My-Turn-thumbBy Kyla Colon and Kavi Mitchell

For Earth Day, Methow Recycles and WasteWise organized a litter pick-up. Ninety-five community members plus Liberty Bell High School science students cleaned up over 60 miles of roadside plus the school grounds.

We participated by weighing, sorting and analyzing the litter that was found along roadsides and on trails in the Methow Valley. Bags of litter were picked up and turned in at collection sites. The litter was divided into garbage and recycling, and then we helped sort the recycling. We estimate that 1,537 pounds of litter were picked up. Garbage was 60 percent of the total, recycling was the other 40 percent.

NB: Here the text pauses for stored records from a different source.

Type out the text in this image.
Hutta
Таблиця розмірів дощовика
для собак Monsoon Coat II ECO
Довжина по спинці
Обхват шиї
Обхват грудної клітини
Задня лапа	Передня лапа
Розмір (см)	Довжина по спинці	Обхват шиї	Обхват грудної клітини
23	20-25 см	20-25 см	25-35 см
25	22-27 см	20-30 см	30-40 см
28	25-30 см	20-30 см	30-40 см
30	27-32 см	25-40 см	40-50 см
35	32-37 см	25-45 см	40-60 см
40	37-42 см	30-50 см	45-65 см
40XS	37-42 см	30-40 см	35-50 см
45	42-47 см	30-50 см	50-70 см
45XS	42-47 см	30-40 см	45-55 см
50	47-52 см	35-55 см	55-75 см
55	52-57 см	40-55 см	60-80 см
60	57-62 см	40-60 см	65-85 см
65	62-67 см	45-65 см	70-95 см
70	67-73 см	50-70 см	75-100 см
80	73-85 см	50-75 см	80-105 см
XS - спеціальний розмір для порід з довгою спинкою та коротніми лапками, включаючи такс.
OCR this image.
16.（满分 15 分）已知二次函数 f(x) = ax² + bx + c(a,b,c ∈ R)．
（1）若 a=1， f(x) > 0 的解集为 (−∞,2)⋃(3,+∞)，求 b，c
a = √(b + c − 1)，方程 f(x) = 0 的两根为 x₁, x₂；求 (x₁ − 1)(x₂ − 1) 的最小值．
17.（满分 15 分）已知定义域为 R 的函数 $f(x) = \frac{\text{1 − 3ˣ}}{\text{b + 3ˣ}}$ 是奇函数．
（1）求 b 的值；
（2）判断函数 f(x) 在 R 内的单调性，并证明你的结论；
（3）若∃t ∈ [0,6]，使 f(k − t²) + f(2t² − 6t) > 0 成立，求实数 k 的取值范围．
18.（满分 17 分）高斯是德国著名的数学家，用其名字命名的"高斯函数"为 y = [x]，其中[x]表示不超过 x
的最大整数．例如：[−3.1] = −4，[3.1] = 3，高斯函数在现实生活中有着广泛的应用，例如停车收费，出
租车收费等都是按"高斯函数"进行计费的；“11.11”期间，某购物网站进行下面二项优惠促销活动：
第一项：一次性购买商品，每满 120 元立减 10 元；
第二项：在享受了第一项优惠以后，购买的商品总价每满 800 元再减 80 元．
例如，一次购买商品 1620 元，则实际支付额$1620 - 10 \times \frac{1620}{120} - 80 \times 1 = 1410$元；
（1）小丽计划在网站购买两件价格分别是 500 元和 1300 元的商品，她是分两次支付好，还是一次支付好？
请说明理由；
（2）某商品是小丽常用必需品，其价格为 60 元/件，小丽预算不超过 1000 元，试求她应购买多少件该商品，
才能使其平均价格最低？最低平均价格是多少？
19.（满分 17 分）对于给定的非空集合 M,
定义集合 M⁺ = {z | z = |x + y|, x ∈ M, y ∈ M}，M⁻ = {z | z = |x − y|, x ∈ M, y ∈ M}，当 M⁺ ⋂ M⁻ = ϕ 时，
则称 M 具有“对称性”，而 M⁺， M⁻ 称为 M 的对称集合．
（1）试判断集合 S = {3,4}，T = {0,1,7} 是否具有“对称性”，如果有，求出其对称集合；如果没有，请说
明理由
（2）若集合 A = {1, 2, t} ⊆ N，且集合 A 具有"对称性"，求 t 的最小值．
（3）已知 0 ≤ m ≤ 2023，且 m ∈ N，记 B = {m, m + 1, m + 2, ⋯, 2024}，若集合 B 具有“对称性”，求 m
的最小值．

The table below shows the weights of different kinds of recycling found:

Garbage 921 lbs
Glass 255 lbs
Tin cans 6 lbs
Mixed paper 25 lbs
Cardboard 14 lbs
Plastic (#1) 63 lbs
Plastic (#2) 6 lbs
Scrap Metal 105 lbs
Aluminum cans 142 lbs

There are 32 aluminum cans in a pound, which means that about 4,544 cans were picked up. Most of them were beer cans. We are concerned that all those beer cans tossed out of vehicles indicate a bigger issue of drinking and driving.

We were also curious about what happens to litter if it is not picked up. Does it decompose? What takes the longest to decompose? What kinds of hazards do they create to the environment?

• Paper products will disintegrate in as little as a few weeks or months as long as there is moisture, otherwise they will last for years.

• Animals may eat plastic items or become entangled in them, causing injury or death. Plastic does not decompose, but most plastic bottles can be recycled.

• Glass is made from sand. Eventually, a glass bottle will break down and turn into small glass pieces. If pieces of glass end up in the river they will be broken. Broken glass is dangerous to animals and humans because it can cut them.

• Aluminum cans contain residue of the product they held that can attract unwanted animals or insects. They also can catch rainwater. The animals can hurt themselves. Insects such as mosquitoes may thrive in them.

Litter can also harm our water system. One way is when litter is carried into lakes or rivers through wind or water runoff. Another way is when residue from litter gets into our water cycle.

This project has helped us to realize that litter has a damaging effect on people, animals, and the environment around us. Please don’t litter!

Kavi and Kyla are in the ninth grade at Liberty Bell High School.